1 gram CuSO4 * 5H2O (4 mmol, M= 250g/mole)
0.95 grams KBr (8 mmol, M= 119g/mole)
1 gram of CuSO4 *5H2O (4 mmol) and 0.95 grams of KBr (8 mmol) were dissolved in 15 ml of distilled water. Then 20 ml of acetone was added. The solution changed color - from blue/green to green, black and light blue.
Precipitate was filtered and washed 3 times with acetone. The solid on filter was pale blue. After first washing it changed color to dark green. After each of washings the color became lighter.
The filtrate had dark-green colour.
Extraction was repeated giving pale blue precipitate on filter and clean filtrate.

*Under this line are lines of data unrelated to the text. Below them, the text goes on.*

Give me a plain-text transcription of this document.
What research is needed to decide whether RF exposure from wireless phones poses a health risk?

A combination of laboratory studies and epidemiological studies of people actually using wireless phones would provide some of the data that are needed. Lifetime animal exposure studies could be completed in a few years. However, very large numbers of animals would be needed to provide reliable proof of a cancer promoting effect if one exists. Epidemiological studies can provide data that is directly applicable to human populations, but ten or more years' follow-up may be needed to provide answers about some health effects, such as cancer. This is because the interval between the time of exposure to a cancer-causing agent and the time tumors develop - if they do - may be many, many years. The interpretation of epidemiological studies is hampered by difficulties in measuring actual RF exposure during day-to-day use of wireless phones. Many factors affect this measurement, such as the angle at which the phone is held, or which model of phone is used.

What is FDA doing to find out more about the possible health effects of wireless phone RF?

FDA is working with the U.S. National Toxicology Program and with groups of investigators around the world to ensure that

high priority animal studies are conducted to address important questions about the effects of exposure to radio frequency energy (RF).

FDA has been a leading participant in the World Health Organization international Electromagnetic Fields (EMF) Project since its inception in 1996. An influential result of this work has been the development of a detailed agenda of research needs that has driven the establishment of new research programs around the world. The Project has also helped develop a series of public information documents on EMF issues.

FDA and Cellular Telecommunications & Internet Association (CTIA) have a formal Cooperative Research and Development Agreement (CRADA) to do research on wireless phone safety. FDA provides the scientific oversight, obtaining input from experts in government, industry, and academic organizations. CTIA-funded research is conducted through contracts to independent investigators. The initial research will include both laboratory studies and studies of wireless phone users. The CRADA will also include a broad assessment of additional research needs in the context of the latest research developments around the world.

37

The precipitate here is mostly potassium sulphate and some copper(II) remainings
Combined extracts were evaporated to dryness. During evaporation formation of white crystals was observed. Finally, 0.7 grams of black product with some minor green impurities was isolated
Quick analysis showed that it is not the desired compund. CuBr2 is water-soluble and it's solutions are green. This compound creates white suspension. It also reacts with H2O2 giving brown color which could be metallic copper - CuBr2 should be converted to green Cu(OH)2
At least filter paper looks nice 30 minutes after the reaction
This reaction was performed to test if it is possible to get CuBr2 from mixed solvent system. CuSO4, K2SO4 and KBr and CuBr2 are soluble in water, but only CuBr2 is soluble in acetone. The procedure confirmed that CuBr2 can't be obtained from CuSO4 and CuBr2 by simple extraction from water and acetone. Instead of giving copper(II) bromide it yields some bromocopper complexes.
CuBr2 is known oxidizing agents. It could oxidize acetone yielding Cu1+ ions.